Another example is fulfillment. We will need to spend less time stuffing things into boxes and more time designing and writing.
And to be blunt, we aspire to go beyond what RPG publishing does today. As a DM, I want to click on a button and get a high-quality hardcover, the PDF, the physical battle mats, a map portfolio I can print player maps from, and pre-painted 30mm-scale miniatures used in the encounters. Can Griffon Lore Games do that? The business-minded side of GLG says, man, that sounds like a lot of work.
But we sure would love to figure it out.
Does anyone else want that one-click All-The-Things experience? Leave a comment please.
Kingdom of Lothmar Guide
In the order of transparency, completing this guide in June as a physical book the way we want it to be is looking mighty iffy. We had as much interest in this book as we did Curse of the Lost Memories. This book will also serve as the blueprint to the rest of the campaign-centric material. We don’t want some simple PDF tack-on, we want the full meal deal. There are a lot of reasons to make this book stand out, so that is what we are shooting for.
So, we’re committed to giving backers a guide, but it looks like you’re going to get several different versions before the final product. And be aware that if you change your physical address between the time you get your first book and the printed campaign guide, you’ll need to make us aware of your new address.
Risks
Our singular risk is still the length of time it takes to play-test everything up to our standards and incorporate feedback. We have money, solid book publishing infrastructure and a motivated team. Luckily, modern layout software supports a high degree of dynamic text changes. Making an encounter three pages instead of two isn’t going to set us back a week. But we are hyper-aware of all the modules we ourselves played with encounters that seemed dramatically—off. That is not going to be an attribute of our RPG offerings, especially given our encounters will be difficult out of the gate.
Cover Art
Dudes. Spectacular doesn’t quite cover it. We’ll do a cover-art reveal when we have the finished goods back from Oliver, but wow. We asked Oliver to give us a cover that is a nightmare dream of the fantastic, and he’s gone above and beyond.

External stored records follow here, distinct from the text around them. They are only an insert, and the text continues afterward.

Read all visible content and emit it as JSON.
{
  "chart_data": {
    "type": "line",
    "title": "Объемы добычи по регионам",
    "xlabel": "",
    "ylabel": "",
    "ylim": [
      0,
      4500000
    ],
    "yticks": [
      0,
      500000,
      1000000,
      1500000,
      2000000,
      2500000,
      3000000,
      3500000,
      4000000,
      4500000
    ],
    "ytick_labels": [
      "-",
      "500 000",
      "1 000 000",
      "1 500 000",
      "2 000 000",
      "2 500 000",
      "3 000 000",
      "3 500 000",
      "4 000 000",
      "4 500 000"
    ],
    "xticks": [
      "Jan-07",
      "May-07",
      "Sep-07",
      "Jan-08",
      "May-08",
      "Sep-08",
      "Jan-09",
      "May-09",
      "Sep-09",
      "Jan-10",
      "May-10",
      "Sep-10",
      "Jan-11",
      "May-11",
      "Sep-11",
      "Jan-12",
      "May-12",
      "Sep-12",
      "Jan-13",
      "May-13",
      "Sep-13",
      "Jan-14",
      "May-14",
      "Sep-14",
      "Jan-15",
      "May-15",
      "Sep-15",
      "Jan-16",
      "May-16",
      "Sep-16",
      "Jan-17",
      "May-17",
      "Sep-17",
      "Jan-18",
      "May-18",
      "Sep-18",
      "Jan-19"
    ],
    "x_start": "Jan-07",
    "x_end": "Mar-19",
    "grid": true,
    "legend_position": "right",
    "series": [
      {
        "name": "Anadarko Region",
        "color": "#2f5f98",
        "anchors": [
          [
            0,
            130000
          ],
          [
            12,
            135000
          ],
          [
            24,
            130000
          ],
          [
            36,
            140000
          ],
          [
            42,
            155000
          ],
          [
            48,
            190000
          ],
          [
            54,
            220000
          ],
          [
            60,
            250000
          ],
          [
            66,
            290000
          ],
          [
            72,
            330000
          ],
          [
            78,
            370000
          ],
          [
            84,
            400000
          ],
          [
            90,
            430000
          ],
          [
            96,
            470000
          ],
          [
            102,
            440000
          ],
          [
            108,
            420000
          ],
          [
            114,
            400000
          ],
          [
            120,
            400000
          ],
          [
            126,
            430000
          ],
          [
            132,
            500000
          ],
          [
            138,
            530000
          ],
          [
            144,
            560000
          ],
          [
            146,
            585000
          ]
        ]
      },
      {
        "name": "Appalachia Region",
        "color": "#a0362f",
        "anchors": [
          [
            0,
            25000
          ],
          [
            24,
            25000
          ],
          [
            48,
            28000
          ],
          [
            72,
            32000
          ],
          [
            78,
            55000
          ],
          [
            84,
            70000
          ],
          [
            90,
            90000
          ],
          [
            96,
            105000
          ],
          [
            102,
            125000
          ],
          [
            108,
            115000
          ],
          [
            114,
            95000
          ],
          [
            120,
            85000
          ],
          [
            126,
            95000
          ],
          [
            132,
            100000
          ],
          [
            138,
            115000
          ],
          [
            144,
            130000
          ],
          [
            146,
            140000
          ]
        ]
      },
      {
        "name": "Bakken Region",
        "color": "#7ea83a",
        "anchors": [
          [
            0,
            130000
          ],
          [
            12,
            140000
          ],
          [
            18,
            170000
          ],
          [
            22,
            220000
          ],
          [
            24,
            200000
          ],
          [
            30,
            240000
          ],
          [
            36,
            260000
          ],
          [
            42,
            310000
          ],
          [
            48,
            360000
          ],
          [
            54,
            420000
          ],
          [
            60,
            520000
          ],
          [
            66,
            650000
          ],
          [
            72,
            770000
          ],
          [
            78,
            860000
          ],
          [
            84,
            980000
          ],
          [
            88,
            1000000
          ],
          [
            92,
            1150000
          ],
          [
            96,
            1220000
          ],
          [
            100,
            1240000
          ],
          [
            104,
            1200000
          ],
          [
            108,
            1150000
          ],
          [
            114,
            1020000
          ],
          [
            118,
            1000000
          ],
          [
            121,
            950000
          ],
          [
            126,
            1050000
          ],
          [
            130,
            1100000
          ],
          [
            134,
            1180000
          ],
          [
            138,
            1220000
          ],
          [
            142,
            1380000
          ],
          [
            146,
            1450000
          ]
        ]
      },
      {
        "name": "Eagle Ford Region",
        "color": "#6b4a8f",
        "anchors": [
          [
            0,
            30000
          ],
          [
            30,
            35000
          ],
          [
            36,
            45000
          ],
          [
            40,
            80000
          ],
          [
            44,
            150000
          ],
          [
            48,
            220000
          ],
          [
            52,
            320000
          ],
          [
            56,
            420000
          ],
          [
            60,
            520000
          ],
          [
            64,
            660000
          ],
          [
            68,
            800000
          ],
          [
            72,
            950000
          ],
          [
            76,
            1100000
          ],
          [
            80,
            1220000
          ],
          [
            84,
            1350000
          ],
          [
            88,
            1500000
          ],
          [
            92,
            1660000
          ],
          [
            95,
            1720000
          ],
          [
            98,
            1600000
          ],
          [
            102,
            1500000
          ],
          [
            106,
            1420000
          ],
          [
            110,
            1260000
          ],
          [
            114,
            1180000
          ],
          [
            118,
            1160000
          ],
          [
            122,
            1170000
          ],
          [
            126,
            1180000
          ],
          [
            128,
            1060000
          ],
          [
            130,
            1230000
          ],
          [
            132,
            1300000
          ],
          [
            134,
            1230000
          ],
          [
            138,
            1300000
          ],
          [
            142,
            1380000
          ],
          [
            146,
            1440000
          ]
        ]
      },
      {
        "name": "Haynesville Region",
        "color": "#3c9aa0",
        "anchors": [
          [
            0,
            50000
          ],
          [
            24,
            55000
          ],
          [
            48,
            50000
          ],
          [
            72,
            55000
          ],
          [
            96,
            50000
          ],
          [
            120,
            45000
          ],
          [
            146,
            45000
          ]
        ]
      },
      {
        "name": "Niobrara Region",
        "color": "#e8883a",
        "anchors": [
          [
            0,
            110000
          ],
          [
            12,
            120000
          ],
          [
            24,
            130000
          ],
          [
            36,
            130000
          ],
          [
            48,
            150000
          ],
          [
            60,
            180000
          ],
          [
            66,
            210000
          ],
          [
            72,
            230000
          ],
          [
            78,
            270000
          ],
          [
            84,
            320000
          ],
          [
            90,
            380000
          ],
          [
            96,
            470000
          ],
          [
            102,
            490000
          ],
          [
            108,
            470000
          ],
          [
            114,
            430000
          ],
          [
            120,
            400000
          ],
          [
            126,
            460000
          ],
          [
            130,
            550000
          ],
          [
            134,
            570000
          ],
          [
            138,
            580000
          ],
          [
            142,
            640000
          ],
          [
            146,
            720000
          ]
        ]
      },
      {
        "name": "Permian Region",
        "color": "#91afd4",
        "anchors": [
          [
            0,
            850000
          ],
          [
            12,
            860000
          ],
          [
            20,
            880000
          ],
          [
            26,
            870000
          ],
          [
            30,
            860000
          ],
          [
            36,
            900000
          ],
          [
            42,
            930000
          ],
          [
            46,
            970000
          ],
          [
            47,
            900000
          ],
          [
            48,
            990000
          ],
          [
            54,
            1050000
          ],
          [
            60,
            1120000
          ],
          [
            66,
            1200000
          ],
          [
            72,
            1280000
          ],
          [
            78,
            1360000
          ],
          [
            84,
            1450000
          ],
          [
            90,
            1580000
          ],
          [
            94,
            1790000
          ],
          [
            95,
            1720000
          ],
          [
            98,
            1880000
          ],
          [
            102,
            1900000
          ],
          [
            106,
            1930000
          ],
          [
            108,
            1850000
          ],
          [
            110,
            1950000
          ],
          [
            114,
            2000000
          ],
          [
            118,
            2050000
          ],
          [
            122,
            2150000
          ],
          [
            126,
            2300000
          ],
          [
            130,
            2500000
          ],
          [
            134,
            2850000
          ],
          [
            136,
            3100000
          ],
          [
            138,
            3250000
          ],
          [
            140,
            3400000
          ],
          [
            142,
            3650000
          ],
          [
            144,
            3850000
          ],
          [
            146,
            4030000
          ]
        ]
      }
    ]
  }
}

Stay tuned for this and more sneak-peeks!
Pathfinder 2E
So, that’s a thing.
Christophe and I saw this coming, we just didn’t know when. Well, August 2019 is going to be the release, with August 2018 as the play-test start, and we’re going to be into the 3rd book in the Chronicles of the Celestial Chains adventure path sometime next year.
Let’s be totally upfront: Pathfinder 2E is a very good thing for the RPG industry and Paizo in particular. I’ve seen some grumping about the need for it (as in, not needed), but the both from a creative and business ends, Paizo needed to rev their rule-set. D&D 5E is a fresh take on old concepts. And without a lot of marketing, Wizards is selling it faster than they can print it. There is more than enough demand for fresh ideas and good refinements for Fantasy RPGs, Pathfinder included.
What does that mean for Griffon Lore Games and our backers?
We’re committed to a conversion PDF for all our Pathfinder 1E works. Unless most of our Pathfinder backers want us to switch over mid-campaign, Chronicles of the Celestial Chains AP is a Pathfinder 1E product. If our backers want us to switch over, we will, but we don’t see that desire right now.
Then again if you would have told me that Wizards, after D&D 4E sliding into oblivion, would produce an update so popular they sold out of their entire inventory, I would have doubted that would happen, too.
That’s it. Expect more updates as we approach June!